L'analyse par groupement hiérarchique des traits fonctionnels a permis de reconnaître dix groupes d'espèces, qui peuvent être regroupés en cinq grandes classes pour faciliter la compréhension et l'utilisation (Figure 4). Le grand nombre d'espèces rend la lecture de la ligne du bas de la Figure 4 difficile; la liste complète des espèces par groupe se trouve au tableau 3. Au Tableau 1, le lecteur trouvera les valeurs moyennes par groupe de chaque trait. Enfin, une interprétation fonctionnelle des groupes est proposée au Tableau 2. Les couleurs et la numérotation des groupes soulignent l'idée importante qu'il existe une plus grande différence entre des membres de classes différentes (un membre de la Classe 1 et un de la Classe 2, par exemple), qu'entre membres de groupes de la même classe (entre les Groupes 1A et 1B, par exemple). Il n'y a par contre pas de gradient entre les classes de 1 à 5, et la distance n'est pas nécessairement plus grande entre 1 et 5 qu'entre 1 et 2, par exemple.

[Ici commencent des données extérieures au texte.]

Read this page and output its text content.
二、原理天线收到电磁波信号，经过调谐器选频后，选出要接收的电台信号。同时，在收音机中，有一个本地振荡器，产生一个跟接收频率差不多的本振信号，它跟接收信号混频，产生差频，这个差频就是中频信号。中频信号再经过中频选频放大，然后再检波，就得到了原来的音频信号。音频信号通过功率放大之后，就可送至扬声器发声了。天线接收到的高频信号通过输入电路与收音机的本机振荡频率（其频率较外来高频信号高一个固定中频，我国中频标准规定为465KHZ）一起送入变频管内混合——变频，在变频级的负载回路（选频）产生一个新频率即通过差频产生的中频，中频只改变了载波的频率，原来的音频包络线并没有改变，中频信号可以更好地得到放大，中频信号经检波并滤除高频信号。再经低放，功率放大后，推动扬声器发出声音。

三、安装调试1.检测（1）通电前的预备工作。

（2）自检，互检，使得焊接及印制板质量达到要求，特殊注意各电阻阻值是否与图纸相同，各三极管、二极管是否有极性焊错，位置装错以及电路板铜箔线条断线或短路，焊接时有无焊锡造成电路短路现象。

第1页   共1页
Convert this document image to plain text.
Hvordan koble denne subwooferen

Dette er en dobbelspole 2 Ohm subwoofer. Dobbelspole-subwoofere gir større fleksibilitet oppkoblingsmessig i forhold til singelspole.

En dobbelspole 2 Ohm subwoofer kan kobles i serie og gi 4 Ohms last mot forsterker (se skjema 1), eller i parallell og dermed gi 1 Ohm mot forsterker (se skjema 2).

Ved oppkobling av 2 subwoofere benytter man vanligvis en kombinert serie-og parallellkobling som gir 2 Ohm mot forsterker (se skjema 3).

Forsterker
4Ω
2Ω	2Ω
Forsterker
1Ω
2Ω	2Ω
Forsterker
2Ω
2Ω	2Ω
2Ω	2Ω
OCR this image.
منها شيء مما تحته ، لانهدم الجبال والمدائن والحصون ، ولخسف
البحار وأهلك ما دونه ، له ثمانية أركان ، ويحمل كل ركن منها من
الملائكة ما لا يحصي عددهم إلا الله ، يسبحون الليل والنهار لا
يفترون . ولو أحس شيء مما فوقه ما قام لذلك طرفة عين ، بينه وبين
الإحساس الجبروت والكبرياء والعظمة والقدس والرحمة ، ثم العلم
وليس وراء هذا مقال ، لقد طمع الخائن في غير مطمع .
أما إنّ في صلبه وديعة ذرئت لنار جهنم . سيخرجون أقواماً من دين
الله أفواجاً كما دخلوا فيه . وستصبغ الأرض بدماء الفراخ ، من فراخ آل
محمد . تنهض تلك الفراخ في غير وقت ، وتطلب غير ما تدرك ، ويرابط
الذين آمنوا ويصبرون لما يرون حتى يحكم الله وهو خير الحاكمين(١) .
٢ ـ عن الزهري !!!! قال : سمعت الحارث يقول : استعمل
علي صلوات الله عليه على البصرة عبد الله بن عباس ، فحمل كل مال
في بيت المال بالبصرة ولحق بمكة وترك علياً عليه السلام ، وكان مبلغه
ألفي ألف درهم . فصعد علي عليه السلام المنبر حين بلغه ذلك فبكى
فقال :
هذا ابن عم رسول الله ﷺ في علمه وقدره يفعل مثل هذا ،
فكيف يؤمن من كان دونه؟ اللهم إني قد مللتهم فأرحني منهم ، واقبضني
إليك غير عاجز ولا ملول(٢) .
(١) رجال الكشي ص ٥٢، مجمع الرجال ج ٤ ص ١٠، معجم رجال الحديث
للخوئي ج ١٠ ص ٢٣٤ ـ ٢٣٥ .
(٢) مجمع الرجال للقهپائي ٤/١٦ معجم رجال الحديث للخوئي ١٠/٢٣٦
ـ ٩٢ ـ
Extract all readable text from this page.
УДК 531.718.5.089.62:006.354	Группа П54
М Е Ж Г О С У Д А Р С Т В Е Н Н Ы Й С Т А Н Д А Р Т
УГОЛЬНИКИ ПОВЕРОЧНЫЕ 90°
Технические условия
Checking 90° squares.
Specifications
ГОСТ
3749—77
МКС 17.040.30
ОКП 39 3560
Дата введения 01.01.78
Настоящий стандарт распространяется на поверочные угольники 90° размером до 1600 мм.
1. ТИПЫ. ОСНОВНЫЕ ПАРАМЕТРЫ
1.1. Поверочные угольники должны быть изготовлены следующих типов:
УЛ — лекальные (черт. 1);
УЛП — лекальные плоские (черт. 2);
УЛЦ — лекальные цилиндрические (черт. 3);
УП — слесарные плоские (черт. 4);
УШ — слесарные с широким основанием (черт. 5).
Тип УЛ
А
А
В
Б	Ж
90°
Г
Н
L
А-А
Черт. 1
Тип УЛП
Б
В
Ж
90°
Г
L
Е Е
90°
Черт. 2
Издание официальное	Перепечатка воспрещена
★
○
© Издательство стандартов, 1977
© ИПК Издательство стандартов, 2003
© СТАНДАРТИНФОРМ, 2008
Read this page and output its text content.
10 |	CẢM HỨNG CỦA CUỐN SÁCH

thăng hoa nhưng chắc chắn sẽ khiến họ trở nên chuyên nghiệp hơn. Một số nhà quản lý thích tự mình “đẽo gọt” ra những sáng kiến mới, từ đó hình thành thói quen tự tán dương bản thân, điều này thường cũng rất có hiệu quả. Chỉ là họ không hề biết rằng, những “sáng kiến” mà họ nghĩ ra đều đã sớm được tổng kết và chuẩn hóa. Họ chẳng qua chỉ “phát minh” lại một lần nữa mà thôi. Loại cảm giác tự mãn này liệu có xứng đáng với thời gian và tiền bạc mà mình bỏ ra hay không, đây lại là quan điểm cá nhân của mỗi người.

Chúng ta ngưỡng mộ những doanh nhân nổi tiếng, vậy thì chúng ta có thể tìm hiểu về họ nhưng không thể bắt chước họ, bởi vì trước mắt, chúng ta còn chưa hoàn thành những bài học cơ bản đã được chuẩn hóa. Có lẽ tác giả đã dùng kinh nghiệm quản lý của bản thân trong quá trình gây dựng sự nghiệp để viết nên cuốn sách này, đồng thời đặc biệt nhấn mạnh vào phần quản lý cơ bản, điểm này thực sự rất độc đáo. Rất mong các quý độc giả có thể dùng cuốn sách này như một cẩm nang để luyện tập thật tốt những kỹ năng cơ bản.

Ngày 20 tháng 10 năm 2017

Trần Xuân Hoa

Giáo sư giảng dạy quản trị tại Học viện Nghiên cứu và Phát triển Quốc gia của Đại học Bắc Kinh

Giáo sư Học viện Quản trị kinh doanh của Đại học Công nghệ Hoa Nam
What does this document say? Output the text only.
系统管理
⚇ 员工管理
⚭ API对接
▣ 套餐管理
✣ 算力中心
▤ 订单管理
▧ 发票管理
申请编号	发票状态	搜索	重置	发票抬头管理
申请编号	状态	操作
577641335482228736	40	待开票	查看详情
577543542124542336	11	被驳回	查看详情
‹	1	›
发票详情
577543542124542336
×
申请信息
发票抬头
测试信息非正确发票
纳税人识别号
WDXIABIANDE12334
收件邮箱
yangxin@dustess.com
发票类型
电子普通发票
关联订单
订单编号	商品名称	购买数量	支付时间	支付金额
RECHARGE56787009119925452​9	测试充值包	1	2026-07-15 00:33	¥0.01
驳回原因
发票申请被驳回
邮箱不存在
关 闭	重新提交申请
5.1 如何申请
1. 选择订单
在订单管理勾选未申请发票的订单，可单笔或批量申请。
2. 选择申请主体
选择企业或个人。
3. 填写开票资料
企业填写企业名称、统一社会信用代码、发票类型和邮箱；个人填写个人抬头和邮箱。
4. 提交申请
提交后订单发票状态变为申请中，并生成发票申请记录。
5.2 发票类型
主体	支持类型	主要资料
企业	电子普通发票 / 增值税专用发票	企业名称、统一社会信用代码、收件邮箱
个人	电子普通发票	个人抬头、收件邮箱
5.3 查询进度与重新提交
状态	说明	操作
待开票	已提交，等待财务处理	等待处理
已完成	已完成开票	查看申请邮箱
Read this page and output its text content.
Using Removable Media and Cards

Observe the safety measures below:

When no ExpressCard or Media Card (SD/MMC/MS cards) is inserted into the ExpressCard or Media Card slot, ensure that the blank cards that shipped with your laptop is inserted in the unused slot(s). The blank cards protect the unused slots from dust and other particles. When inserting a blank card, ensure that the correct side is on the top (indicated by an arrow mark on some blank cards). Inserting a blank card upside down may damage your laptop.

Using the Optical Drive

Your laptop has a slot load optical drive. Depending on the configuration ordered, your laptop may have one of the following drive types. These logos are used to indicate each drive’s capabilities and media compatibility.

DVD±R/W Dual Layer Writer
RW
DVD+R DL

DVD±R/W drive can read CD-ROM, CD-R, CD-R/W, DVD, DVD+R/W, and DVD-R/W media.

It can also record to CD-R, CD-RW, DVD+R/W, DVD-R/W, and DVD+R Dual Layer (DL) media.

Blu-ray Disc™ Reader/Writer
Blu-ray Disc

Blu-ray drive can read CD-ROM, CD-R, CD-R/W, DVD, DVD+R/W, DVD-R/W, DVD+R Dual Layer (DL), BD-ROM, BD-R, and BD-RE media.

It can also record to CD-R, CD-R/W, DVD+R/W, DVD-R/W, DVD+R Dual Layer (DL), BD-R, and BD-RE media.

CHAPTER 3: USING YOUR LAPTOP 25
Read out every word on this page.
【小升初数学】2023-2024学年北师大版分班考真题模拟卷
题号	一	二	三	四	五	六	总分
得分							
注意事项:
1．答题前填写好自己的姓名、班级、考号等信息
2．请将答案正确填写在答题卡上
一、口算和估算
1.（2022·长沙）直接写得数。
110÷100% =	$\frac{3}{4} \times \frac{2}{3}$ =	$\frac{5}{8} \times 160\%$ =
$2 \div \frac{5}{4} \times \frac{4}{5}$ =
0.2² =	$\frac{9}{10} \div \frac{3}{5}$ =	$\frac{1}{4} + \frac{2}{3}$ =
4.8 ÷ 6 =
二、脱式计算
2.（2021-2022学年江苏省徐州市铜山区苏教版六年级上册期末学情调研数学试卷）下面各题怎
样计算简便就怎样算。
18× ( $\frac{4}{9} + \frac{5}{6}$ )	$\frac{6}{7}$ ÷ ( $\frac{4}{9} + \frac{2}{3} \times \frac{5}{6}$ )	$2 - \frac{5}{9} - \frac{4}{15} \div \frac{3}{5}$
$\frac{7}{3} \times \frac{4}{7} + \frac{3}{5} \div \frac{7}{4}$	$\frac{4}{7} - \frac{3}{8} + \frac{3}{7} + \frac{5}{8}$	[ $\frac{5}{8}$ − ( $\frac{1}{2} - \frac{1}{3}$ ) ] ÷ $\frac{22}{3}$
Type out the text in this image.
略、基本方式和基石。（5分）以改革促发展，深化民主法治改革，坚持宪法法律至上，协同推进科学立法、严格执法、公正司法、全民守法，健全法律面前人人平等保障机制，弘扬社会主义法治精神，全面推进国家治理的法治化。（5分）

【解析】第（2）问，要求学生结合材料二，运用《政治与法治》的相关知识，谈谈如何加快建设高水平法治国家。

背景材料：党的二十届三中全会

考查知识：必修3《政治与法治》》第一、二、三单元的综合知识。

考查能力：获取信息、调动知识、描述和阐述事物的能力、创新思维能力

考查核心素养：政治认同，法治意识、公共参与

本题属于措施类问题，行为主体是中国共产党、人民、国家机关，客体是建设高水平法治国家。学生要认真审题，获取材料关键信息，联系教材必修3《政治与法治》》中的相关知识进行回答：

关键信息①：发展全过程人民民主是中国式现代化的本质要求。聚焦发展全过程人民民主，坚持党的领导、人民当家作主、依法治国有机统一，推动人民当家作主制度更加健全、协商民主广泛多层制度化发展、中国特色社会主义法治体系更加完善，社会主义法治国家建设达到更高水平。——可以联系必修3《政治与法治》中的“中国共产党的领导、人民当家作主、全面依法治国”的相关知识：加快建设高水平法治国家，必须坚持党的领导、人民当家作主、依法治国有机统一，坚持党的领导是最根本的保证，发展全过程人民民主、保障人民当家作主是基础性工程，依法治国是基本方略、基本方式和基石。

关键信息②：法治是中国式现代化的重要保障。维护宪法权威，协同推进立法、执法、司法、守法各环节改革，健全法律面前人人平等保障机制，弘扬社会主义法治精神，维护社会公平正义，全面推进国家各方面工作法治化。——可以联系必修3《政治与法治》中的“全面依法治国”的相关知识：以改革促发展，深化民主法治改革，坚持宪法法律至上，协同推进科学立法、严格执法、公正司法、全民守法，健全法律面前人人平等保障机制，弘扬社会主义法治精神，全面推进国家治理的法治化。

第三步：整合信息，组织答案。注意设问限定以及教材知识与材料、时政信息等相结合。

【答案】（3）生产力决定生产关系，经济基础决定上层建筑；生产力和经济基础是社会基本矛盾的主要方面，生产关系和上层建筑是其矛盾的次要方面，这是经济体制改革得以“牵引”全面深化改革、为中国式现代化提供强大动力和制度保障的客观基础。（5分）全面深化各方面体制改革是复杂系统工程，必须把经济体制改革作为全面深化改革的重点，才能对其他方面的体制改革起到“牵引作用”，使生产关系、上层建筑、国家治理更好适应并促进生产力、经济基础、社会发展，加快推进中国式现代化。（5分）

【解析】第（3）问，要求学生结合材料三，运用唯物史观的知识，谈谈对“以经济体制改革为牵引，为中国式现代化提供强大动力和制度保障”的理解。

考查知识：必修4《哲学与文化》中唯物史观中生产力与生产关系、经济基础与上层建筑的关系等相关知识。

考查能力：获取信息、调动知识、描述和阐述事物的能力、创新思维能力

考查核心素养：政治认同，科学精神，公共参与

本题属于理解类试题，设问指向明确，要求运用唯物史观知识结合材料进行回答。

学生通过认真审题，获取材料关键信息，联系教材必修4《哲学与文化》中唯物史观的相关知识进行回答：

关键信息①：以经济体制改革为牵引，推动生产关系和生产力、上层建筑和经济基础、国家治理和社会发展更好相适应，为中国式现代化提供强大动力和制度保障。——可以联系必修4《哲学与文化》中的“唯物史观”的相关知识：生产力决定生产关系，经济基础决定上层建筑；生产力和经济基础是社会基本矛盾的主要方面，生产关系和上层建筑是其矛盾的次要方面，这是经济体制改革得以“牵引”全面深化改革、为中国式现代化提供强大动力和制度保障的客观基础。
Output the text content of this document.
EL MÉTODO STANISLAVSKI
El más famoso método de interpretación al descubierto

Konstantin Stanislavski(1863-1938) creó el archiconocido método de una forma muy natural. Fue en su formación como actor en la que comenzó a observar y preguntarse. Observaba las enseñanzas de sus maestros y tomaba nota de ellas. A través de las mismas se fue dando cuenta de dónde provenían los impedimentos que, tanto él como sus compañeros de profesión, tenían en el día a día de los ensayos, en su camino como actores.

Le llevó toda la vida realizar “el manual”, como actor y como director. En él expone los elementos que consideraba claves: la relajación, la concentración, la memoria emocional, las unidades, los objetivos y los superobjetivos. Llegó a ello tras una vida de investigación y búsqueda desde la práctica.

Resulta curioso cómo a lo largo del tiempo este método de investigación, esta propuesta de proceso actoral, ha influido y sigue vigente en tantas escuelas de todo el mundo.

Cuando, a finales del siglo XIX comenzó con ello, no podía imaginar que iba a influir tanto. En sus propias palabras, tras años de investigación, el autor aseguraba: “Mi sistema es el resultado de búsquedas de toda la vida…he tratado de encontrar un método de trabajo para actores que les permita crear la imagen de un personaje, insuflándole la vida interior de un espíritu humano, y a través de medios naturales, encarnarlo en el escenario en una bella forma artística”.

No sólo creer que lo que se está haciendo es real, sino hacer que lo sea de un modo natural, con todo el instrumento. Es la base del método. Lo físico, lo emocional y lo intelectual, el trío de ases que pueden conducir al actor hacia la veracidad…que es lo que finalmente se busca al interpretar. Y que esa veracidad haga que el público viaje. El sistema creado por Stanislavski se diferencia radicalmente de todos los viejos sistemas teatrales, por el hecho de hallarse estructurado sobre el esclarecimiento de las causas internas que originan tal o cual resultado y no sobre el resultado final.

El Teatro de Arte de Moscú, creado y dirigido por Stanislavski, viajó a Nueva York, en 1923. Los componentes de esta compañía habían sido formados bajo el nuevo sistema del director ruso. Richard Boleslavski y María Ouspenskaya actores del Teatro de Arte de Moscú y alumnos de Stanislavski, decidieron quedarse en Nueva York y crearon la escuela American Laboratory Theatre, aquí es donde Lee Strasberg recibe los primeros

Une statistique importante pour la foresterie urbaine sera donc la répartition des groupes avec pondération pour les abondances relatives. De même que la diversité taxonomique, l'approche fonctionnelle peut considérer deux indices de diversité : la richesse de groupe fonctionnel et le nombre effectif de groupe fonctionnel (NEG). La richesse fonctionnelle est simplement le nombre de groupes fonctionnels présents dans un quartier. Un coup d'œil rapide nous informe que cet indice souffre du même défaut que la richesse spécifique : il ne considère pas les abondances.
Une solution réside dans l'utilisation du même indice que pour les espèces, à savoir l'exposant de l'entropie de Shannon appliqué sur les groupes, appelé le « nombre effectif de groupes fonctionnels » (NEG). La surutilisation d'un groupe particulier se traduit par un NEG plus faible et des endroits avec une moindre dominance d'une seule espèce présenteront un meilleur NEG car les arbres sont mieux répartis entre eux. Or, Une distribution plus équitable des groupes fonctionnels permet d'obtenir des résultats plus élevés (visant 7 groupes effectifs et plus, sur un potentiel de 10). Cependant, cela n’est pas toujours possible, ou même souhaitable. Le guide présente donc 10 recommandations utiles quant à l’application de la méthode, de même que des exemples.